The study addresses how small-molecule inhibitors block DGAT1 and how selectivity among related MBOATs is achieved. High-resolution cryo-EM structures demonstrate that T863 and DGAT1IN1 act as competitive inhibitors at the acyl-CoA tunnel, explaining their biochemical potency and cellular suppression of lipid droplet formation. DGAT1IN1’s deeper insertion and amide-mediated hydrogen bonding to His415 and Asn378 provide a structural rationale for stronger engagement of the catalytic center. Comparative structural analysis with ACAT1 reveals that subtle differences at the cytosolic tunnel entrance—particularly the TM8/TM9 loop conformation and Asn487—control access and thus selectivity. Mutational swapping confirms that single-residue changes can toggle sensitivity, underscoring that while MBOATs share conserved catalytic cores, the acyl-CoA binding tunnels differ sufficiently to enable selective targeting. The classification into Type I (acyl-CoA tunnel competitors) and Type II (lateral gate blockers) inhibitors integrates prior observations (e.g., LGK974, ATR101, pyripyropene A) and clarifies distinct routes to the active site. The identification of an amide-based pharmacophore engaging catalytic His/Asn suggests a generalizable strategy for designing inhibitors against multiple MBOATs, with side-chain variations near the amide conferring enzyme selectivity.

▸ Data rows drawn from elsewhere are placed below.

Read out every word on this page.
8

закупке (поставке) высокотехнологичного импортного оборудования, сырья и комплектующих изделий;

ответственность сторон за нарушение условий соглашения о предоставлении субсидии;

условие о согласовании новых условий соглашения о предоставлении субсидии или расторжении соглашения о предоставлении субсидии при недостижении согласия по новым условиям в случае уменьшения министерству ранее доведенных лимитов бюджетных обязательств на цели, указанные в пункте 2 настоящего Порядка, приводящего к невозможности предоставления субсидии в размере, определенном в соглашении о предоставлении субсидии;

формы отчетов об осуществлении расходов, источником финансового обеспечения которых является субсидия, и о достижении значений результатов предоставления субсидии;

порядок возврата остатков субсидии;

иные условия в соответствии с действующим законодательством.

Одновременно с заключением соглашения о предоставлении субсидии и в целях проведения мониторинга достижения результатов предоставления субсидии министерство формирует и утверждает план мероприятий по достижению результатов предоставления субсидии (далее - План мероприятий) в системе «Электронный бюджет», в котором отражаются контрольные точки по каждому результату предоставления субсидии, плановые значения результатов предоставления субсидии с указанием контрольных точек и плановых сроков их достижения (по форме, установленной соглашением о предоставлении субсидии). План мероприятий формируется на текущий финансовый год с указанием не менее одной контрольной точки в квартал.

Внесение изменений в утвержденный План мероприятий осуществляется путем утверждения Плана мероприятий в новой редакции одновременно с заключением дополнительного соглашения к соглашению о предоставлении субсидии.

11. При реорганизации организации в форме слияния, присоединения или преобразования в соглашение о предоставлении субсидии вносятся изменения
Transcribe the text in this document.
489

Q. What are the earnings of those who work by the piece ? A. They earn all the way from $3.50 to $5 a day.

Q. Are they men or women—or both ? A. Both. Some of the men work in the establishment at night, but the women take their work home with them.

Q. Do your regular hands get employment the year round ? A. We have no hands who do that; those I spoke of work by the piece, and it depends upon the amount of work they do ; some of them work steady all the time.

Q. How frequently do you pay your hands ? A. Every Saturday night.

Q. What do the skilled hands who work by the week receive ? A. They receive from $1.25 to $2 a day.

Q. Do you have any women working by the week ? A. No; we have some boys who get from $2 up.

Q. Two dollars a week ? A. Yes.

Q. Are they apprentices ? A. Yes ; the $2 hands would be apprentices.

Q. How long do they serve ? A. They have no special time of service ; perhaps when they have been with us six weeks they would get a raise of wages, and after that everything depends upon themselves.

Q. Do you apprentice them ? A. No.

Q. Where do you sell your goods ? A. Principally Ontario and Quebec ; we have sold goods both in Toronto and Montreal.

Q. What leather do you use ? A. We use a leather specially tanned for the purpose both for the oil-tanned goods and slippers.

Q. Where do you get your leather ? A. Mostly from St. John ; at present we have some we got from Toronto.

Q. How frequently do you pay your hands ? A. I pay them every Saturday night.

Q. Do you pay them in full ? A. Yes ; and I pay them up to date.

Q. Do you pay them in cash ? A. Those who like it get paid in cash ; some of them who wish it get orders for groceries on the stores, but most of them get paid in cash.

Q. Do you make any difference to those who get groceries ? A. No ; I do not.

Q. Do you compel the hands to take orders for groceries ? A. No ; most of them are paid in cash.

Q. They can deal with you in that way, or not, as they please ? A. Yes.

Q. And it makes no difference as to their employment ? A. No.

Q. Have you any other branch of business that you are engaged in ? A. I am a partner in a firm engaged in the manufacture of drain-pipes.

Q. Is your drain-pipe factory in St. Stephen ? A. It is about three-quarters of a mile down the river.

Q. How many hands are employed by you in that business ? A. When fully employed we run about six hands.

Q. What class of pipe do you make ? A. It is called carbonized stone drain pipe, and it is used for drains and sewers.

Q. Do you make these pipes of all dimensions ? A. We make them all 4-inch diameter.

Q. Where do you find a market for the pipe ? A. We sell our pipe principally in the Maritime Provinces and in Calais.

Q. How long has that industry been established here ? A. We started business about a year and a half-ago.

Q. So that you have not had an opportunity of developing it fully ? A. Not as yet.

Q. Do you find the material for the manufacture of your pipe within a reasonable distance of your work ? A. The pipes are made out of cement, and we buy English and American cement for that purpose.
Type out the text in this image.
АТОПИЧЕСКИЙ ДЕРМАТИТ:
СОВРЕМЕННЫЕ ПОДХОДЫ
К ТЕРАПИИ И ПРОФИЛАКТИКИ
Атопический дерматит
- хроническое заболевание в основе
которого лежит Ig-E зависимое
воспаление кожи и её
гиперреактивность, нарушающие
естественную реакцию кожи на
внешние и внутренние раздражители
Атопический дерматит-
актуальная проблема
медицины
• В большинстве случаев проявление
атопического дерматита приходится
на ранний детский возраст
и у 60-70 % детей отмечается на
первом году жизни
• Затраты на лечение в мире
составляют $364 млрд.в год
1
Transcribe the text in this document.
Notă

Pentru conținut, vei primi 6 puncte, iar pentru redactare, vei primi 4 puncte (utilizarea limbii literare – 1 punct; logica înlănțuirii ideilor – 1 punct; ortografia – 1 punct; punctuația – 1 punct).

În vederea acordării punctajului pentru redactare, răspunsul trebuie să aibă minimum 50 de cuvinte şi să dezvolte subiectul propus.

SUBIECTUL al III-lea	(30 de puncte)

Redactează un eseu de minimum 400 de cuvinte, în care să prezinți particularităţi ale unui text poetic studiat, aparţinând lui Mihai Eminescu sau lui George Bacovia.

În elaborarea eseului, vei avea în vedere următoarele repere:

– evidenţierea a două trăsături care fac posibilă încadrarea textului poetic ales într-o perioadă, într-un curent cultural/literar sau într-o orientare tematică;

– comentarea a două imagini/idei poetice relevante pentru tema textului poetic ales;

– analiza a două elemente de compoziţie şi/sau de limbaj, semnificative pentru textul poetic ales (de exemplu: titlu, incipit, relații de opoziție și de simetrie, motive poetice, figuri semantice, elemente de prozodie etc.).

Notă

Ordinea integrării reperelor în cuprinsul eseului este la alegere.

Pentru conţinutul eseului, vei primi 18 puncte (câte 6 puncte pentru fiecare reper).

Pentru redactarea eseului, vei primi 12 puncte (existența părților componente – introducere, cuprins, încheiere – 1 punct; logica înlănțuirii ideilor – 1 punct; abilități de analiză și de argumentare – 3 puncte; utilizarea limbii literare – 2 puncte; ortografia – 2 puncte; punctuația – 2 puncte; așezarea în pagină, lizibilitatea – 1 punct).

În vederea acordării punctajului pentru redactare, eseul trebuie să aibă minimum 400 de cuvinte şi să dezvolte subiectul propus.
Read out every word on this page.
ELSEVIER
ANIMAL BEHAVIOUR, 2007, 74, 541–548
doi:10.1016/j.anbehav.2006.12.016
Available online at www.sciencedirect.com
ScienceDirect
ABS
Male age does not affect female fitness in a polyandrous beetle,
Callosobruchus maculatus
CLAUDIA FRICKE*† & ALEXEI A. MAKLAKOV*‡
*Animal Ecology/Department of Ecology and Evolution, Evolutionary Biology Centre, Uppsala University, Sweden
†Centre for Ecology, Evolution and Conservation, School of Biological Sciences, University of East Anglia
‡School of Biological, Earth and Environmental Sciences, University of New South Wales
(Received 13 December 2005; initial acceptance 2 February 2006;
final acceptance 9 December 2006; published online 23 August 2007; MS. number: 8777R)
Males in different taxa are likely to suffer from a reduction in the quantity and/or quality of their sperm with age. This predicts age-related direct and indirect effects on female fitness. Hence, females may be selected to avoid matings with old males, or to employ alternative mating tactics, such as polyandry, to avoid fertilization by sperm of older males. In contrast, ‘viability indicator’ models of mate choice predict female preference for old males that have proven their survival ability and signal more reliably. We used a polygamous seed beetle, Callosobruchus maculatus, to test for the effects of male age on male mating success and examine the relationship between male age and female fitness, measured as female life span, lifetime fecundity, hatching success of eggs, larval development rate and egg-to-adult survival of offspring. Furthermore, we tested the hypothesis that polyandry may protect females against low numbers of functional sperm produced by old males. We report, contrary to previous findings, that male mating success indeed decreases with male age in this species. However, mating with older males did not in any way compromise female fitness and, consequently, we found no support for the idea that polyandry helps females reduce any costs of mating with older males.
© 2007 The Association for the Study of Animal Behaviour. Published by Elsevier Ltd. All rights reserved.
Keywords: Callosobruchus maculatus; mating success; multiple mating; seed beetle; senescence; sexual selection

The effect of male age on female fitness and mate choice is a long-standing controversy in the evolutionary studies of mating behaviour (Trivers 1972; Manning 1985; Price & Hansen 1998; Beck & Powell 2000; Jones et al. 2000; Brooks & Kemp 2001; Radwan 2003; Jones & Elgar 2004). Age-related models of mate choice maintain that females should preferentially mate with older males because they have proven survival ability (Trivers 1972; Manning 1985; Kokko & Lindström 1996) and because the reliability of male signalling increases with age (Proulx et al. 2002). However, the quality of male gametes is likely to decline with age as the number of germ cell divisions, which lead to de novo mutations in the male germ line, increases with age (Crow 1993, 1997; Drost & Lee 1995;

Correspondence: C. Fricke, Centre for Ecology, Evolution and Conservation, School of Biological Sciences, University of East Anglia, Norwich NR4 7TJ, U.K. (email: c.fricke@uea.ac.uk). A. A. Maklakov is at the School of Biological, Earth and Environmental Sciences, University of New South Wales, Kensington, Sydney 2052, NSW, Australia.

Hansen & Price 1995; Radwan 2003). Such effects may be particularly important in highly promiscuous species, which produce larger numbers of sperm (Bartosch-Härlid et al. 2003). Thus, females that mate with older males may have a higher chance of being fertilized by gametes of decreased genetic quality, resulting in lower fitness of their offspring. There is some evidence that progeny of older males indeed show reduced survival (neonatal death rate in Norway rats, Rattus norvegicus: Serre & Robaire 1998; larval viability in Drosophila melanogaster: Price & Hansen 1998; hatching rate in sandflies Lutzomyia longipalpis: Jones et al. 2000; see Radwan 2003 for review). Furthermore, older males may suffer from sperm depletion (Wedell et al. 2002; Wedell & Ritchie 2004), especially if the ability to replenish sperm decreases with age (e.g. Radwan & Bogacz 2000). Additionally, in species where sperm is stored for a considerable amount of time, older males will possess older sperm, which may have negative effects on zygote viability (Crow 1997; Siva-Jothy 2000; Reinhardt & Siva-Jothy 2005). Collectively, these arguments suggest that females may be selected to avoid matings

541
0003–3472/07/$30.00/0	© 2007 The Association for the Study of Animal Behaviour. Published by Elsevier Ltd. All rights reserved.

This work provides a structural foundation for the mechanism of action of DGAT1 inhibitors. Cryo-EM structures show that T863 and DGAT1IN1 occupy the acyl-CoA binding tunnel, with DGAT1IN1’s amide forming key hydrogen bonds to catalytic residues, rationalizing inhibition potency. Structural comparisons and mutational analyses explain inhibitor selectivity between DGAT1 and ACAT1 and reveal that single-residue differences at the tunnel entrance can modulate sensitivity. The results propose two mechanistic classes of MBOAT inhibitors (acyl-CoA tunnel competitors versus lateral gate blockers) and identify an amide-linked scaffold as a broadly applicable pharmacophore for MBOAT inhibition. Future work should quantify structure–activity relationships for diverse amide-centered scaffolds across MBOATs, resolve additional inhibitor-bound structures (including Type II compounds) to refine selectivity determinants, and assess in vivo efficacy and safety profiles to translate these insights into therapeutics.

- The EM densities for certain inhibitor moieties (e.g., T863 carboxylate; DGAT1IN1 carboxylate and trifluoroethane ends) were weak or unresolved, likely due to radiation damage or flexibility, limiting detailed interaction assignments for these groups. - Biochemical selectivity testing focused primarily on ACAT1; broader profiling across other MBOAT family members was not reported. - Cellular data were limited to lipid droplet reduction in a single cell line and condition; comprehensive cellular and in vivo pharmacology and tolerability were not addressed. - IC50 values were determined but not detailed in the text provided; dose–response examples represent single experiments with technical replicates, which may not capture full variability. - Cryo-EM captures static conformations and may not fully reflect dynamic aspects of substrate/inhibitor access through the acyl-CoA tunnel or lateral gate.